I’ve always felt that content writing is not one of my natural strengths. (English isn’t my first language) Writing long-form SEO articles from scratch has never been my idea of fun. But something changed when I realized I didn’t need to “write like a writer” to produce content that ranks. I just needed a process that can evolve . A workflow that combines the things I am good at: data, structure, and automation. And when I pull those pieces together, and then collaborate with our content manager for the human part, the end result is consistently strong.
It usually starts with data. I’ll open NeuronWriter and run a query for whatever keyword we’re targeting. The tool scans the top 10–30 ranking pages on Google and spits out a massive NLP keyword list. Hundreds of terms, phrases, and semantic patterns that real ranking pages are using. Without this step, letting ChatGPT “guess” what a page should include is useless. With this step, AI suddenly becomes much more predictable.

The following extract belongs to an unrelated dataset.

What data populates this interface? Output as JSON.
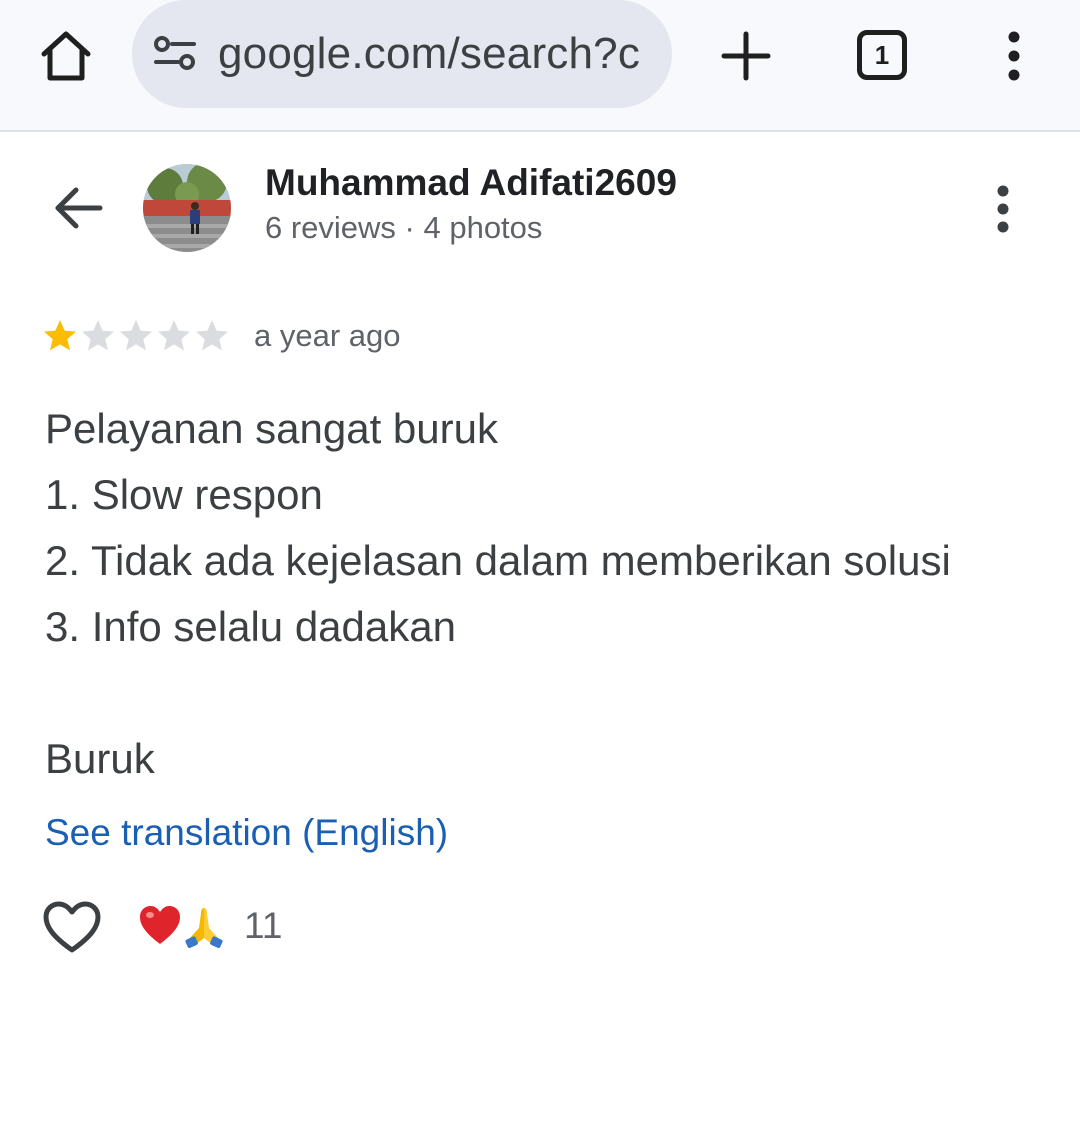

Once I have all that competitor data, I copy every visible NLP keyword from NeuronWriter and paste it into ChatGPT or Claude, but do not to write the article yet, ask GPT to build the outline. This part is surprisingly important. If you ask AI to write 1,500 words straight, it will drift all over the place. But if you feed it two things
(1) the full keyword dataset from NeuronWriter
(2) the instruction to act like a content strategist, which produces a clean, extremely SEO-friendly outline. I usually get a full hierarchy of H2s and H3s, all loaded with the right topics.
At that point I take the outline and paste it back into NeuronWriter. The SEO score jumps immediately (from zero to something like 40–50) before writing even starts. That’s my signal that the structure is correct. No guesswork. No “writer’s instinct.” Just data telling us we’re on the right track.
Then I go back to AI for the full draft. I give it very specific instructions: use the outline, follow a friendly reading level, add internal link placeholders, keep paragraphs short, and include our company naturally where relevant. AI will generate the entire article in one go. It’s not perfect, but the hardest part is no longer blank-page writing—it’s editing.

The real improvement happens when I paste that long draft back into NeuronWriter. The score usually shoots up to the mid-70s or 80s because the coverage is so broad. The tool then highlights keywords we haven’t used yet, sections that need more depth, and terms competitors include that we’re missing. Fixing those is quick—just weave a couple of sentences in. It’s almost like topping up nutrition in a recipe.
The last step is removing the “AI shine.” AI loves long intros, unnecessary transitions, and bolding random sentences. I trim those out. I simplify the tone. And then I hand it off to our content manager, who brings the human side—experience, nuance, examples, and the voice that AI can’t mimic. Together we produce content that actually feels alive, not robotic.
Once everything feels right, I let AI generate the title tag and meta description. It’s good at producing 10–20 variations at once, and we pick the one that matches the style. After that, the article is pretty much ready to publish.
This workflow has become a good partnership model: the data comes from NeuronWriter, the structure comes from AI, the refinement comes from both the tool and human editing, and our content manager brings the personality into the final copy. My role is just orchestrating the process—feeding the right inputs, cleaning the outputs, and making sure everything stays consistent.
With the right combination of tools, data, and collaboration, even someone like me, who thinks more in workflows than in sentences, can help create content that ranks on Google.